“Wie Fremdlinge im eigenen Haus?”

Was können, was müssen wir tun?

Predigttext: Apostelgeschichte 2,41-47 (mit Einführung)
Kirche / Ort: Hamburg
Datum: 23.07.2023
Kirchenjahr: 7. Sonntag nach Trinitatis
Autor/in: Pastor Christoph Kühne

Predigttext: Apostelgeschichte 2,41-47

Die das Wort des Petrus annahmen, wurden getauft, und damit wurden etwa 3000 Leute an jenem Tage hinzugetan. Sie hielten sich an die Lehre der Apostel und an die Gemeinschaft, am Brotbrechen und beteten gemeinsam (die gottesdienstlichen Gebete). Über die Abseitsstehenden aber fiel ein Schrecken. Gleichwohl geschahen durch die Apostel viele Wunder und Zeichen. Die miteinander zum Glauben gekommen waren, hatten alles gemeinsam. Wenn jemand in Not war, verkauften sie (auch bebaute) Grundstücke und sonstigen Besitz und verteilten es. Täglich hielten sie sich einmütig im Tempel auf. Sie brachen das Brot und empfingen die Mahlzeiten mit Freude und „Herzenseinfalt“ und lobten Gott und waren bei den Menschen beliebt. Und Gott fügte täglich der Gemeinde „Gerettete“ hinzu.

Erste Gedanken beim Lesen

Petrus als großer Prediger! Etwa 3000 Menschen ließen sich taufen. Was für ein Erfolg! Das alles spielt sich ab in Jerusalem nach dem „Pfingstwunder“. Die neue „Gemeinde“ beherzigt die „Lehre der Apostel“ und bleibt zusammen „im Brotbrechen und im Gebet“. Man kann das nicht recht glauben.
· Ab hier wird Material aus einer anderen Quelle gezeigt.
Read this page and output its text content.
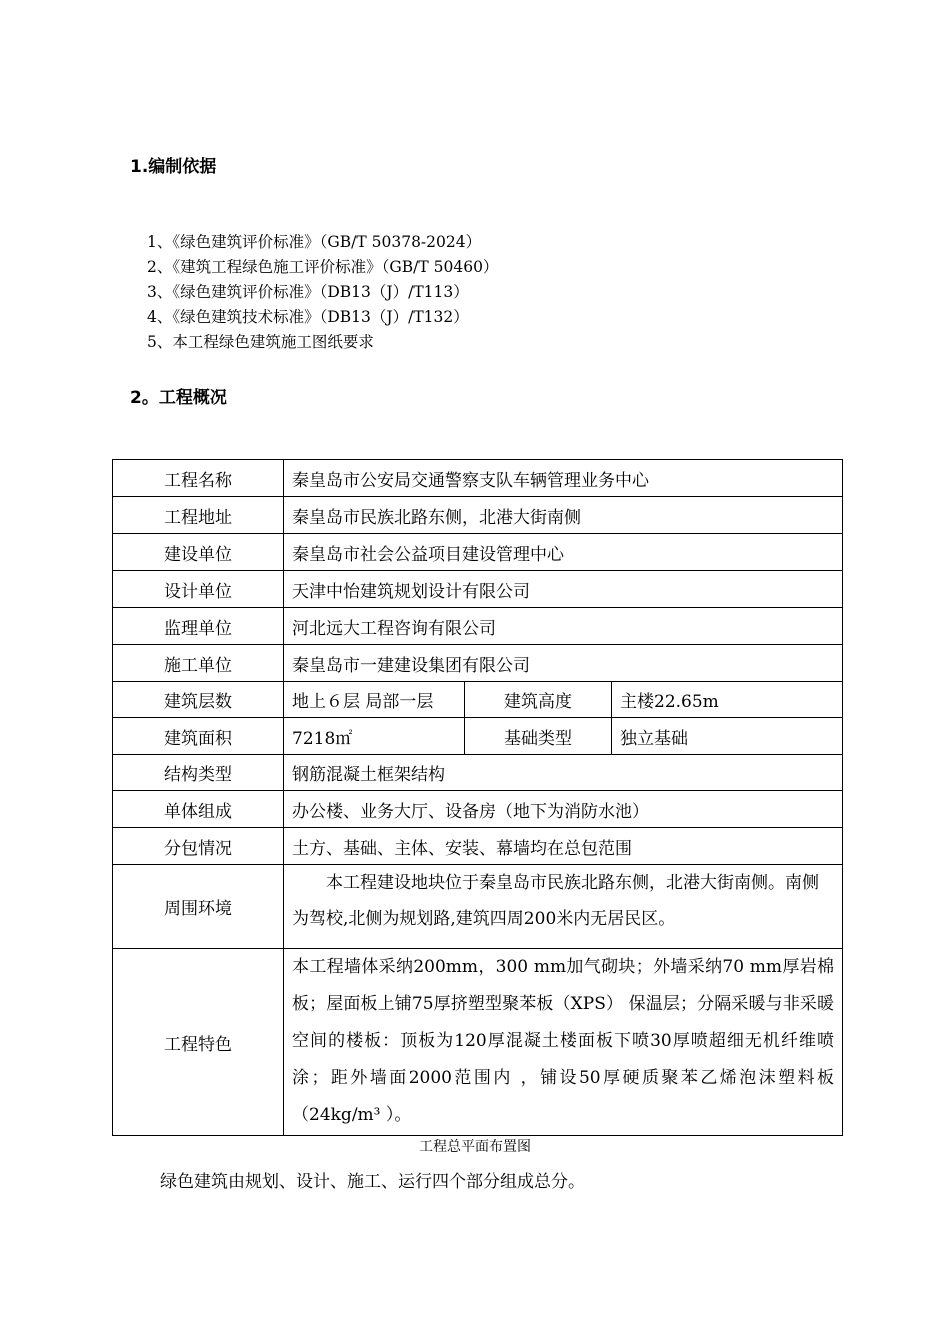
1.编制依据
1、《绿色建筑评价标准》（GB/T 50378-2024）
2、《建筑工程绿色施工评价标准》（GB/T 50460）
3、《绿色建筑评价标准》（DB13（J）/T113）
4、《绿色建筑技术标准》（DB13（J）/T132）
5、本工程绿色建筑施工图纸要求
2。工程概况
工程名称	秦皇岛市公安局交通警察支队车辆管理业务中心		
工程地址	秦皇岛市民族北路东侧，北港大街南侧		
建设单位	秦皇岛市社会公益项目建设管理中心		
设计单位	天津中怡建筑规划设计有限公司		
监理单位	河北远大工程咨询有限公司		
施工单位	秦皇岛市一建建设集团有限公司		
建筑层数	地上６层 局部一层	建筑高度	主楼22.65m
建筑面积	7218㎡	基础类型	独立基础
结构类型	钢筋混凝土框架结构		
单体组成	办公楼、业务大厅、设备房（地下为消防水池）		
分包情况	土方、基础、主体、安装、幕墙均在总包范围		
周围环境	本工程建设地块位于秦皇岛市民族北路东侧，北港大街南侧。南侧为驾校,北侧为规划路,建筑四周200米内无居民区。		
工程特色	本工程墙体采纳200mm，300 mm加气砌块；外墙采纳70 mm厚岩棉板；屋面板上铺75厚挤塑型聚苯板（XPS） 保温层；分隔采暖与非采暖空间的楼板：顶板为120厚混凝土楼面板下喷30厚喷超细无机纤维喷涂；距外墙面2000范围内 ，铺设50厚硬质聚苯乙烯泡沫塑料板（24kg/m³ ）。		
工程总平面布置图
绿色建筑由规划、设计、施工、运行四个部分组成总分。
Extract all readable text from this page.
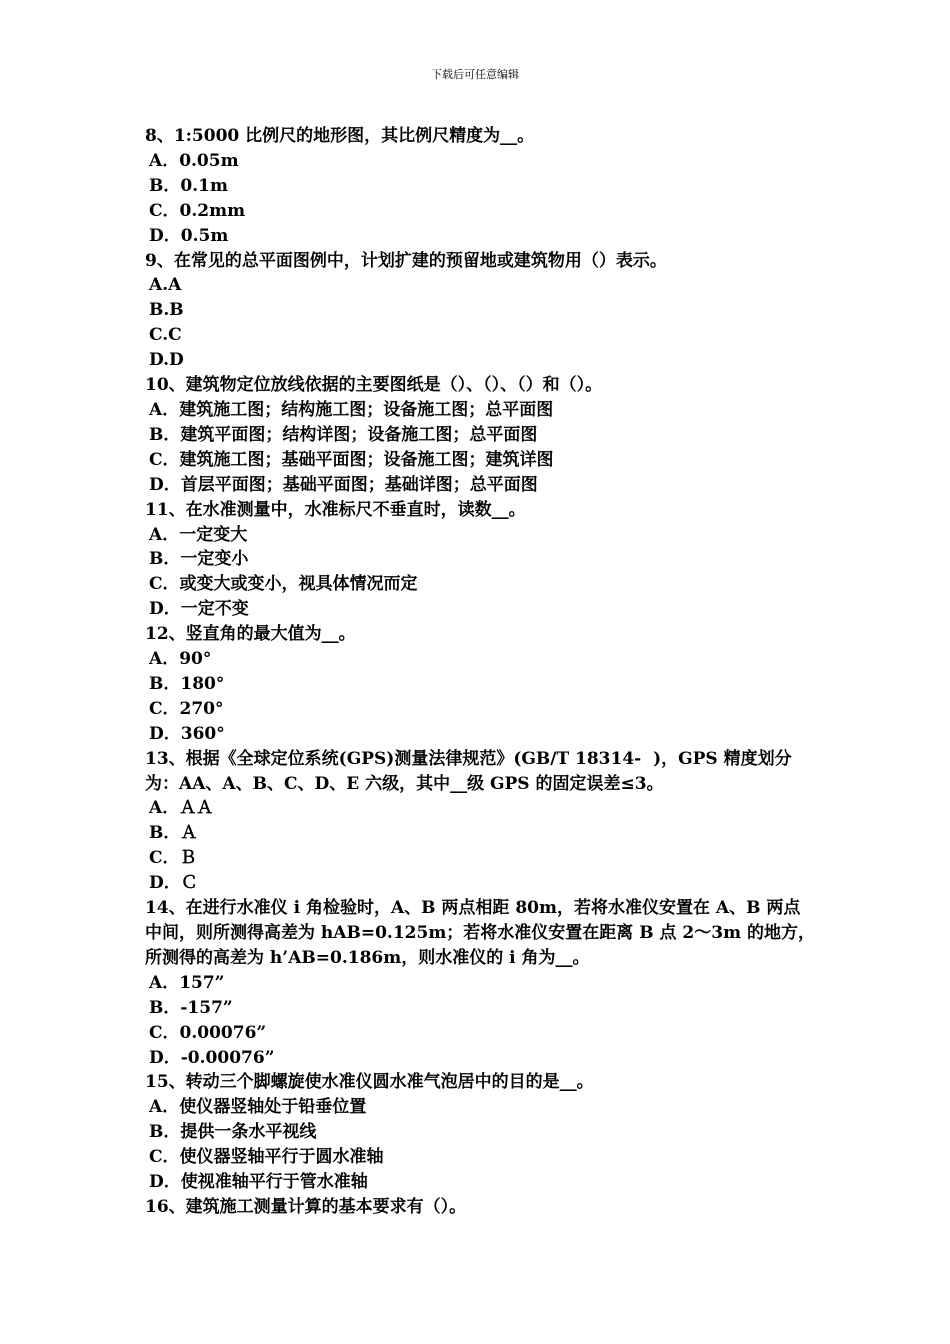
下载后可任意编辑

8、1:5000 比例尺的地形图，其比例尺精度为__。

A．0.05m

B．0.1m

C．0.2mm

D．0.5m

9、在常见的总平面图例中，计划扩建的预留地或建筑物用（）表示。

A.A

B.B

C.C

D.D

10、建筑物定位放线依据的主要图纸是（）、（）、（）和（）。

A．建筑施工图；结构施工图；设备施工图；总平面图

B．建筑平面图；结构详图；设备施工图；总平面图

C．建筑施工图；基础平面图；设备施工图；建筑详图

D．首层平面图；基础平面图；基础详图；总平面图

11、在水准测量中，水准标尺不垂直时，读数__。

A．一定变大

B．一定变小

C．或变大或变小，视具体情况而定

D．一定不变

12、竖直角的最大值为__。

A．90°

B．180°

C．270°

D．360°

13、根据《全球定位系统(GPS)测量法律规范》(GB/T 18314-  )，GPS 精度划分为：AA、A、B、C、D、E 六级，其中__级 GPS 的固定误差≤3。

A．ＡＡ

B．Ａ

C．Ｂ

D．Ｃ

14、在进行水准仪 i 角检验时，A、B 两点相距 80m，若将水准仪安置在 A、B 两点中间，则所测得高差为 hAB=0.125m；若将水准仪安置在距离 B 点 2～3m 的地方，所测得的高差为 h’AB=0.186m，则水准仪的 i 角为__。

A．157”

B．-157”

C．0.00076”

D．-0.00076”

15、转动三个脚螺旋使水准仪圆水准气泡居中的目的是__。

A．使仪器竖轴处于铅垂位置

B．提供一条水平视线

C．使仪器竖轴平行于圆水准轴

D．使视准轴平行于管水准轴

16、建筑施工测量计算的基本要求有（）。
Wieso kommt „Furcht über alle Seelen“? Die Zeit damals ist voll von „vielen Wundern und Zeichen durch die Apostel“. Die neuen Christen verkaufen ihre Güter und Habe und „teilten sie aus unter alle, je nachdem es einer nötig hatte“. Das ist das Symbol des Urkommunismus. Auch der Tempel und die Treffen in den Häusern gehören zu der neuen Kultur. Interessant auch, dass diese neue Gemeinde „Wohlwollen (fand) beim ganzen Volk“. Unser Text schließt mit dem Hinweis, dass täglich neue Mitglieder zur Gemeinde finden, „die gerettet wurden“.

Eine Idealgemeinde. Eine Illusion? Ein Traum der ersten „Christen“? Ist dies schon eine christliche Gemeinde oder nicht doch noch eine jüdische Glaubensgemeinschaft, die „das Brot hier und dort in den Häusern (brach)“?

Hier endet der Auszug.